Micheline Calmy-Rey, cheffe du Département fédéral des affaires étrangères (DFAE), a clairement dénoncé samedi la xénophobie contre les frontaliers. Elle s’exprimait pour la première fois devant le Groupement transfrontalier européen, lors de son 28e congrès à Annemasse (F).

«Le frontalier n’a plus rien de l’étranger que visent les xénophobes», a expliqué Micheline Calmy-Rey devant un public convaincu. «Toutes les tentatives de diabolisation doivent être combattues avec vigueur, tout comme les velléités discriminatoires».

Très applaudie, la ministre suisse des affaires étrangères a rappelé le travail de coordination déjà fait de part et d’autre de la frontière. «Notre objectif est de transformer cette région en un espace de développement, de liberté et de sécurité».

Considérant que «le bien-être des régions frontalières est au rang des priorités», la conseillère fédérale s’est ainsi félicitée de la création prochaine d’un organe actif avec les voisins français.

«Le fait frontalier a précédé le droit», a rappelé à ce propos Jean-Jack Queyranne, président nouvellement réélu de la région Rhône- Alpes. «Le groupement local de coopération transfrontalière (GLCT) doit se faire sans tergiversation, ni retard».

Il a aussi annoncé la mise à disposition par la région Rhône- Alpes de 50 millions d’euros sur le territoire frontalier. Ces investissements seront réalisés d’ici 2014 au service des politiques économiques, de déplacements, d’aménagement et de renouvellement urbain.

Pour sa part, Pierre Lellouche, secrétaire d’Etat français chargé des affaire européennes a appelé à passer de la «frontière-coupure à la frontière-couture voire la frontière-soudure, citant le conseiller d’Etat genevois Pierre-François Unger, rencontré tout récemment.

Pour le ministre français, «nous sommes en train de bâtir la politique transfrontalière, restée en sommeil depuis trente ans», a- t-il estimé sans ménagement.

Prenant point à point, les points d’achoppement avec la Suisse, il a même parlé d’urgence pour le dossier Bâle-Mulhouse. «Nous avons pu ensemble avancer sur ce dossier, notamment en matière de droit fiscal et de droit social applicable au secteur suisse de l’aéroport».
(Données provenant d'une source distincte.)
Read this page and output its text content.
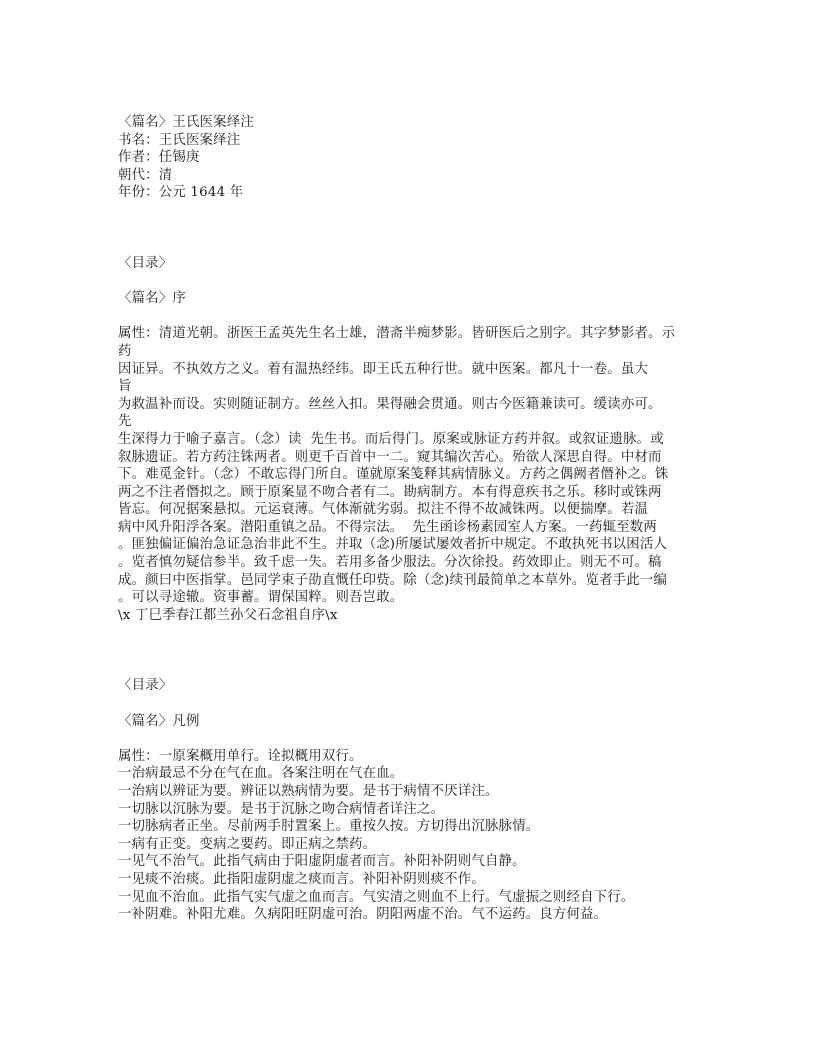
〈篇名〉王氏医案绎注
书名：王氏医案绎注
作者：任锡庚
朝代：清
年份：公元 1644 年
〈目录〉
〈篇名〉序
属性：清道光朝。浙医王孟英先生名士雄，潜斋半痴梦影。皆研医后之别字。其字梦影者。示
药
因证异。不执效方之义。着有温热经纬。即王氏五种行世。就中医案。都凡十一卷。虽大
旨
为救温补而设。实则随证制方。丝丝入扣。果得融会贯通。则古今医籍兼读可。缓读亦可。
先
生深得力于喻子嘉言。（念）读  先生书。而后得门。原案或脉证方药并叙。或叙证遗脉。或
叙脉遗证。若方药注铢两者。则更千百首中一二。窥其编次苦心。殆欲人深思自得。中材而
下。难觅金针。（念）不敢忘得门所自。谨就原案笺释其病情脉义。方药之偶阙者僭补之。铢
两之不注者僭拟之。顾于原案显不吻合者有二。勘病制方。本有得意疾书之乐。移时或铢两
皆忘。何况据案悬拟。元运衰薄。气体渐就劣弱。拟注不得不故减铢两。以便揣摩。若温
病中风升阳浮各案。潜阳重镇之品。不得宗法。  先生函诊杨素园室人方案。一药辄至数两
。匪独偏证偏治急证急治非此不生。并取（念)所屡试屡效者折中规定。不敢执死书以困活人
。览者慎勿疑信参半。致千虑一失。若用多备少服法。分次徐投。药效即止。则无不可。稿
成。颜曰中医指掌。邑同学束子劭直慨任印赀。除（念)续刊最简单之本草外。览者手此一编
。可以寻途辙。资事蓄。谓保国粹。则吾岂敢。
\x 丁巳季春江都兰孙父石念祖自序\x
〈目录〉
〈篇名〉凡例
属性：一原案概用单行。诠拟概用双行。
一治病最忌不分在气在血。各案注明在气在血。
一治病以辨证为要。辨证以熟病情为要。是书于病情不厌详注。
一切脉以沉脉为要。是书于沉脉之吻合病情者详注之。
一切脉病者正坐。尽前两手肘置案上。重按久按。方切得出沉脉脉情。
一病有正变。变病之要药。即正病之禁药。
一见气不治气。此指气病由于阳虚阴虚者而言。补阳补阴则气自静。
一见痰不治痰。此指阳虚阴虚之痰而言。补阳补阴则痰不作。
一见血不治血。此指气实气虚之血而言。气实清之则血不上行。气虚振之则经自下行。
一补阴难。补阳尤难。久病阳旺阴虚可治。阴阳两虚不治。气不运药。良方何益。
M. Lellouche a présenté les grandes lignes d’un statut transfrontalier qui pourrait s’appliquer dans des zones franches. «Le but est d’éviter un risque de délocalisation des entreprises qui y sont implantées», a-t-il précisé.

Autre dossier en cours d’étude avec les autorités fédérales suisses, celui des cotisations-chômage des travailleurs frontaliers. «Nous nous sommes mis d’accord avec Mme Calmy-Rey pour engager des discussions approfondies sur la mise en place d’un nouvel accord de compensation des indemnisations chômage payées par la France».

Selon lui, la situation actuelle est «intolérable», avec «un écart d’un an qui représente pas mal de millions d’euros», a-t-il encore ajouté.

D’autres sujets comme le rapatriement du 2e pilier qui serait imposable une seule fois et à un taux raisonnable, de même que l’imposition à la source, sont également dans le conduit des discussions avec la Suisse.

«Nous mettons en alerte contre les risques de xénophobie à l’embauche en période de chômage», a par ailleurs souligné le ministre français, relayant les propos tenus plus tôt lors du congrès. En conclusion, il s’est dit «confiant» dans l’avancée de plusieurs dossiers transfrontaliers.